4. Multi-Agent Coordination

Long Term Memory Structure
In workflows involving multiple specialized agents, memory is partitioned to ensure focus and prevent “context pollution.”

4.1 Shared Memory (Collaborative Hub)

Shared memory serves as a central “blackboard” where agents post their progress, shared plans, and discovered data. This ensures all agents are aligned on the current project status and prevents redundant work.

4.2 Private Memory (Agent Inner Monologue)

Each agent maintains a private workspace for internal “Chain of Thought” reasoning.

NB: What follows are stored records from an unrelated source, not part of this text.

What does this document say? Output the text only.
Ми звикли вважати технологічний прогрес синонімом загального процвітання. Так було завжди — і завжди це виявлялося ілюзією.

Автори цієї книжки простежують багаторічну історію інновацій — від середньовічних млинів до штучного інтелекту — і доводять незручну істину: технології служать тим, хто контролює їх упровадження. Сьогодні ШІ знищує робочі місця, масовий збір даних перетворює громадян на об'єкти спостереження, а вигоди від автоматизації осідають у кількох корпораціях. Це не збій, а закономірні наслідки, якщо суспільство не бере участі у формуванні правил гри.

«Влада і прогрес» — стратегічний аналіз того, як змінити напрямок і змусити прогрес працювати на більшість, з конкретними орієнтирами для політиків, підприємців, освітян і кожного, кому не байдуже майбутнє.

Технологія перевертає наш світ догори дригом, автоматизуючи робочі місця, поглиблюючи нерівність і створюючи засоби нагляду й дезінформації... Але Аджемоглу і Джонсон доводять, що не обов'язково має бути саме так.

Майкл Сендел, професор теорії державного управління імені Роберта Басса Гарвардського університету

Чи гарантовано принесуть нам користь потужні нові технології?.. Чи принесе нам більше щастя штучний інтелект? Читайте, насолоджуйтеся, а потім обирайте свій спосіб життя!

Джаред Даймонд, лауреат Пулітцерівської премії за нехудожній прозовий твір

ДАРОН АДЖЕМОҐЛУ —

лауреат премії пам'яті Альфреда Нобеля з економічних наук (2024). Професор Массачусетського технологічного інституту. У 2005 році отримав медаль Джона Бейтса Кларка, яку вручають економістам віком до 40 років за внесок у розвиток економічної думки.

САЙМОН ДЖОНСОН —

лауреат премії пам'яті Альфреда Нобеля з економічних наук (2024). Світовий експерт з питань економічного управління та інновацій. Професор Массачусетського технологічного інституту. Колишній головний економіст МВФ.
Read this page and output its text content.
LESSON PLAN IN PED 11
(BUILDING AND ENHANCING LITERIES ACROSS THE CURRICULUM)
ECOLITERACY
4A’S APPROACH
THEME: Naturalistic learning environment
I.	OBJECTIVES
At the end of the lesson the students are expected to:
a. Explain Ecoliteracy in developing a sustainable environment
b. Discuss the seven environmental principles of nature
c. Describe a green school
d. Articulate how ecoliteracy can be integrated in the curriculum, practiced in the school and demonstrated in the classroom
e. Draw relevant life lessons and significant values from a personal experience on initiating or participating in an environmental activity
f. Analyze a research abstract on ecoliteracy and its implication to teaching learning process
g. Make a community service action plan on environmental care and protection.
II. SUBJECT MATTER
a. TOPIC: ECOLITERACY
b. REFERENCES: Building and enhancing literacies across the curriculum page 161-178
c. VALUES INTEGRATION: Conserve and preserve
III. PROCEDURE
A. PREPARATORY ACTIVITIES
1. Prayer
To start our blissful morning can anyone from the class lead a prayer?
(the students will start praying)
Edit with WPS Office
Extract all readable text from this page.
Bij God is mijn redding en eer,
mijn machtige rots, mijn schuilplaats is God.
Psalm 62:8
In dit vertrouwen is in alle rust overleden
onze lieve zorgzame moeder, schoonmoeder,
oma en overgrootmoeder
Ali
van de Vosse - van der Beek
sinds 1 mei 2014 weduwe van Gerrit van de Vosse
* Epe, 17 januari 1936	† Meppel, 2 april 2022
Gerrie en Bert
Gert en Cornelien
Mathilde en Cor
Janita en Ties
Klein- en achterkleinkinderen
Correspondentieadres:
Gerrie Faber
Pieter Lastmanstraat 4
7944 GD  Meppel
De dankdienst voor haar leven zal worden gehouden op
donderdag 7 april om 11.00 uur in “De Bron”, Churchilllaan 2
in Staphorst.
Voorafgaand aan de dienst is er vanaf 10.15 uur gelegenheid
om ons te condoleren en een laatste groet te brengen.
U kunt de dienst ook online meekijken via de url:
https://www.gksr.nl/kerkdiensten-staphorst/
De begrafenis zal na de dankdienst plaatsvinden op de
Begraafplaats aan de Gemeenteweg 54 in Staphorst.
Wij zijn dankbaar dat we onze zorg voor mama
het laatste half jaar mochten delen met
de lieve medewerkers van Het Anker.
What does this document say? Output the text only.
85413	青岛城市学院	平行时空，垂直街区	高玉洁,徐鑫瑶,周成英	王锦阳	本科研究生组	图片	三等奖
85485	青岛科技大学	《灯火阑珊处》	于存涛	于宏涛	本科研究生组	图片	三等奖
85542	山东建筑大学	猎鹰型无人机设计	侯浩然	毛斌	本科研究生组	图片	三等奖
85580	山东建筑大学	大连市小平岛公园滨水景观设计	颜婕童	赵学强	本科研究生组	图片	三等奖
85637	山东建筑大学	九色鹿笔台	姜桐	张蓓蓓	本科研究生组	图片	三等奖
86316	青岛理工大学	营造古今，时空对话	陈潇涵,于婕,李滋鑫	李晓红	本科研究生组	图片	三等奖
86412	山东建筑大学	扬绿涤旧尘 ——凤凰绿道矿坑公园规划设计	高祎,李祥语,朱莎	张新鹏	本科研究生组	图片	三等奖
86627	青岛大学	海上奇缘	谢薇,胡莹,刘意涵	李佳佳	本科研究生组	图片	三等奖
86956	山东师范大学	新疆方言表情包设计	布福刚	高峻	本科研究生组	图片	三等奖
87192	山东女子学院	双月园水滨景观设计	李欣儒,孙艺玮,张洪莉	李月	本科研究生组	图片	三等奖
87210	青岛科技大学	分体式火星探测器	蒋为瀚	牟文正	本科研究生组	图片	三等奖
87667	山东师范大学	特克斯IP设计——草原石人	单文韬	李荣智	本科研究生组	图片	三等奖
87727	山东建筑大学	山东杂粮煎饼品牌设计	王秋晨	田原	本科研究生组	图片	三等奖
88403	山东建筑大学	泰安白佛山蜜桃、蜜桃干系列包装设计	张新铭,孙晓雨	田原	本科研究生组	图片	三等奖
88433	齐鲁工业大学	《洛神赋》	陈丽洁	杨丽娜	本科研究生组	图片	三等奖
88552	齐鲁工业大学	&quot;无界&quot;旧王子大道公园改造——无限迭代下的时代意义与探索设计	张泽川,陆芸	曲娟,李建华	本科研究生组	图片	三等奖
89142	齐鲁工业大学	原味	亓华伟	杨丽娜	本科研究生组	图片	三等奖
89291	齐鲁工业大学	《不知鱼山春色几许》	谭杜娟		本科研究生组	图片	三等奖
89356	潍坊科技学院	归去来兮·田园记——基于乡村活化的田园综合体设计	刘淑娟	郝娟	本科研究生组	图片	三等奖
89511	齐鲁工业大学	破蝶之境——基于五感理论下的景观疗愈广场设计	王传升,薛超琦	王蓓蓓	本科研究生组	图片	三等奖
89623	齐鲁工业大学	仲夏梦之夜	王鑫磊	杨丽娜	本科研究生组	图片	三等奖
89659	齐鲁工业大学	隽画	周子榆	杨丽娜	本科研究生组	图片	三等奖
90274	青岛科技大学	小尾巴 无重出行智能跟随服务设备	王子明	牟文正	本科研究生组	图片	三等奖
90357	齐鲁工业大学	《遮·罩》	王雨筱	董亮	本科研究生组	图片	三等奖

This allows an agent to work through complex logic or trial-and-error steps internally before presenting a final, polished result to the user or other agents.

5. Conclusion

By separating Active Focus from Session-Specific and Global knowledge, SIYA creates a stable yet evolving environment. The interplay between Compaction and Retrieval ensures that the agent remains fast and efficient while possessing a deep, persistent memory of both the project’s technical details and the user’s personal preferences.